5. Niki de St Phalle, Remember (1970) at Gallerie Mitterand, Frieze Masters

This tender, colourful silkscreen work might not immediately stand out next to Niki de Saint Phalle’s more famous sculptural works that fill the booth at Frieze Masters, but it’s this unassuming quality that draws me closer to it. It’s also the heartbreakingly brief yet incisive text captions next to the picture book images, like “remember when we thought our love would last forever?” It’s a rumination on memory, loss and the grieving we do for the past each and every day. Part of her Nanas series (meaning ‘girls’ in colloquial French), the work captures the artist’s unapologetic celebration of femininity, performance, and collaboration as crucial ways to reject notions of the ‘lone male genius’ that were prevalent in the post-war art world.

 

6. SixnFive, 06:05am (2022) at Phillips Berkeley Square

Although this is technically a satellite event to the Frieze London Fair that runs until 23 October, I couldn’t leave this work by digital artist SixnFive off my list. It is part of a group show at Phillips Berkeley Show called Once Upon a Time in Mayfair,curated by art advisory and curatorial platform Dynamisk. The work, which is the artist’s first-ever physical sculpture, is metaphorically and figuratively a reflection of the artist’s transition from an artist making work in his spare time, after he clocked off from his day-job at 6:05pm. This was when, as he describes, his work and life really began.

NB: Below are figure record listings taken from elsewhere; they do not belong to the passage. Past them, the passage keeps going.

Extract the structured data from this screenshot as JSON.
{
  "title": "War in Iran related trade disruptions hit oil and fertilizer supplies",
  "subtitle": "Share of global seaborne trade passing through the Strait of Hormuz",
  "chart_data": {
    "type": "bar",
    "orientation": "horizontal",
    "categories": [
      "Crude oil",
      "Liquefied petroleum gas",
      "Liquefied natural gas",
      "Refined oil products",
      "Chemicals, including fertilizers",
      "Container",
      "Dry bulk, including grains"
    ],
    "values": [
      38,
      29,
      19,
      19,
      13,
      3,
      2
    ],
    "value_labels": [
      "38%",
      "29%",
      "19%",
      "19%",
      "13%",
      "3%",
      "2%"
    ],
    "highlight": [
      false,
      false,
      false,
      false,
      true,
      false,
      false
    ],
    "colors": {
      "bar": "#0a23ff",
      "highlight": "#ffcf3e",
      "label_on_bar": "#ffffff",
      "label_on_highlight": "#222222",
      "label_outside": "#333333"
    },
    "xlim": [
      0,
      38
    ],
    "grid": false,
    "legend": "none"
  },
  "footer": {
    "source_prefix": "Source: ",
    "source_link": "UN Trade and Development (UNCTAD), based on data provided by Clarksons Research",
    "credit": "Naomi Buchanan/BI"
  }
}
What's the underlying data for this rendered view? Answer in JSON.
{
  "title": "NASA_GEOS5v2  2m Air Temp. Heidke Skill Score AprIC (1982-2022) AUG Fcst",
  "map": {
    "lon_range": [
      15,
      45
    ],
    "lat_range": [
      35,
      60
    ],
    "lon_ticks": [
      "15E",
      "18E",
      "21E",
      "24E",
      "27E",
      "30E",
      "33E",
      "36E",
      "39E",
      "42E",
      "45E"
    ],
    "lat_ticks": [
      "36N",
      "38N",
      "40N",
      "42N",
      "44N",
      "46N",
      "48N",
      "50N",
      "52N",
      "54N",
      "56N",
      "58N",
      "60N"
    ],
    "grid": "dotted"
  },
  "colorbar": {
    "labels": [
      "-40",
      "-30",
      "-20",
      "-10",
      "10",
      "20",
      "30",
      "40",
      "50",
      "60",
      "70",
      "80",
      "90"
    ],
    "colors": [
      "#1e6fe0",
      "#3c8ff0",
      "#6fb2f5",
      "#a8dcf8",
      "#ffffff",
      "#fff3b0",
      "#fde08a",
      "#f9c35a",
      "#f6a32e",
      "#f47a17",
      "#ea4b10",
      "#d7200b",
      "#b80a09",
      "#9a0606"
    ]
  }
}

Now, the artist reflects on being able to make art for a living, with his day starting 12 hours earlier at 6:05am. The form itself is reminiscent of natural time-keeping elements – the sun or moon, or some other planet or natural element that guided the rhythm of life prior to clocks and digital watches. The artist writes, “think of this piece as a quiet place among the dunes overlooking the horizon as the sun, our time machine, rises again for another day.”